Solute-solvent interactions in VCD
It is commonly accepted that solvation occurs on a molecular level and that, for instance, carboxylic acids or alcohols form hydrogen bonds with acceptor solvents like DMSO or acetonitrile and that self-aggregation may occur in non-polar solvents. However, detailed structural information on these hydrogen bonded structures from solution phase is unprecedented in literature as rather generic structures (carboxylic acid dimer, multimeric chains of interacting OH groups, and OH∙∙solvent interactions) are usually sufficient to qualitatively explain experimental data such as thermodynamic equilibrium constants, reaction rates or even NMR chemical shifts. Actual information on the most important, i.e. the strongest and hence the structure-determining solute-solvent cluster geometries are difficult to determine in solution, as most spectroscopic techniques are not sensitive enough to distinguish different solute-solvent binding orientations. Considering the DMSO-solvated carboxylic acid shown below as an example, IR spectroscopy is not capable of differentiating the two structures in solution phase as their computed spectra are not significantly different. Due to its structural sensitivity, VCD spectroscopy can distinguish the solute-solvent clusters, and the comparison of the experimental data with computed spectra can be used to show that the linear form is present in solution, even though the bifurcated form is computed to be significantly more stable.

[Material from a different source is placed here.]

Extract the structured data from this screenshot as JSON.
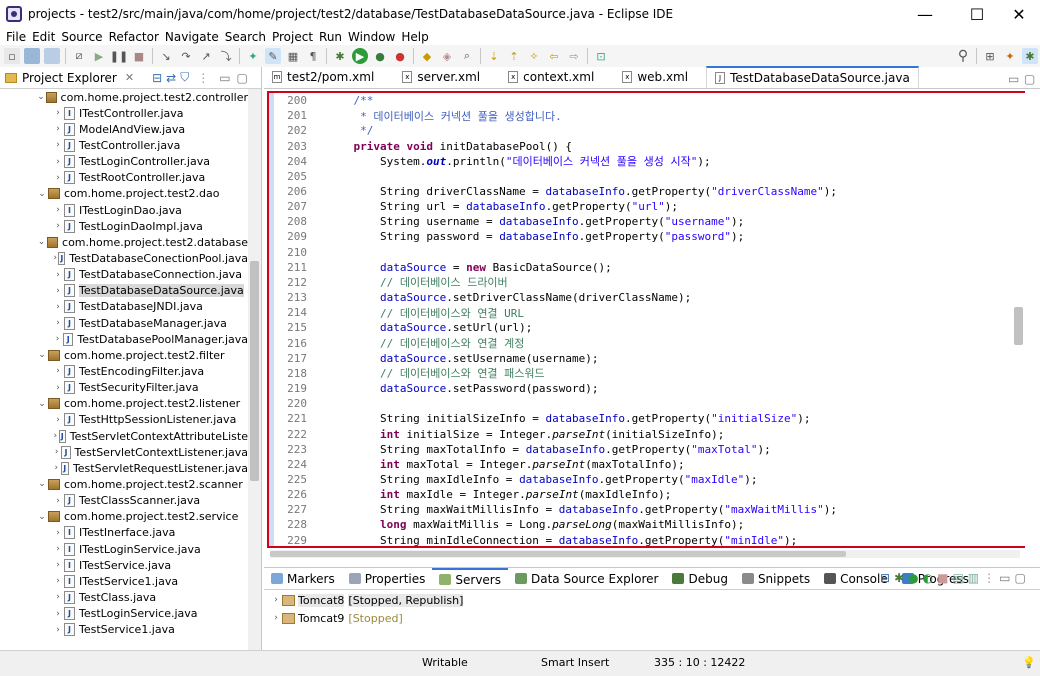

Whenever such solute-solvent interactions occur, it is important to consider them explicitly in spectra calculations in order interpret the experimental data correctly. Otherwise, when solvation is not properly accounted for, AC determinations can lead to wrongs results. Therefore, I have initiated a project dedicated to a better understanding of the influence of solute-solvent interactions on VCD spectra. Its overall aim is to derive general guidelines as to how certain functional groups have to be solvated explicitly in order to achieve a good match between experimental and theoretical spectra. We are systematically analyzing the VCD spectra of small chiral molecules recorded in various solvents. The selected molecules feature only one functional group capable of a single strong hydrogen bonding at a time in order to determine group-specific preferential solvation structures. Once a representative set of such well-tested micro-solvation environments of functional groups is obtained, the molecular size is systematically increased in order to study cooperative effects. The final empirical guidelines are envisioned to be directly applicable to any (chiral) molecule, enabling the explicit consideration of solvent interactions from the beginning of the spectra analysis.
Working in solution phase does not only require the consideration of explicit solvation in the calculations of spectroscopic properties of single conformers. In fact, the conformational preferences of a structurally complex molecule are often determined by the solvent environment and may be significantly different from gas phase or micro-solvated structures. Therefore, molecular dynamics (MD) simulations play an important role in context of solvation science in order sample the conformational space of flexible molecules in the presence of solvent. While there are approaches to derive VCD spectra directly from MD trajectories, we use MD simulations to guide and support the Boltzmann weighting of single conformer spectra in the simulation of VCD spectra from high-level DFT calculations. The success of this approach could be shown in a study on a dipeptide in different solvents and we currently extend the approach towards large polyketides and other highly flexible natural products.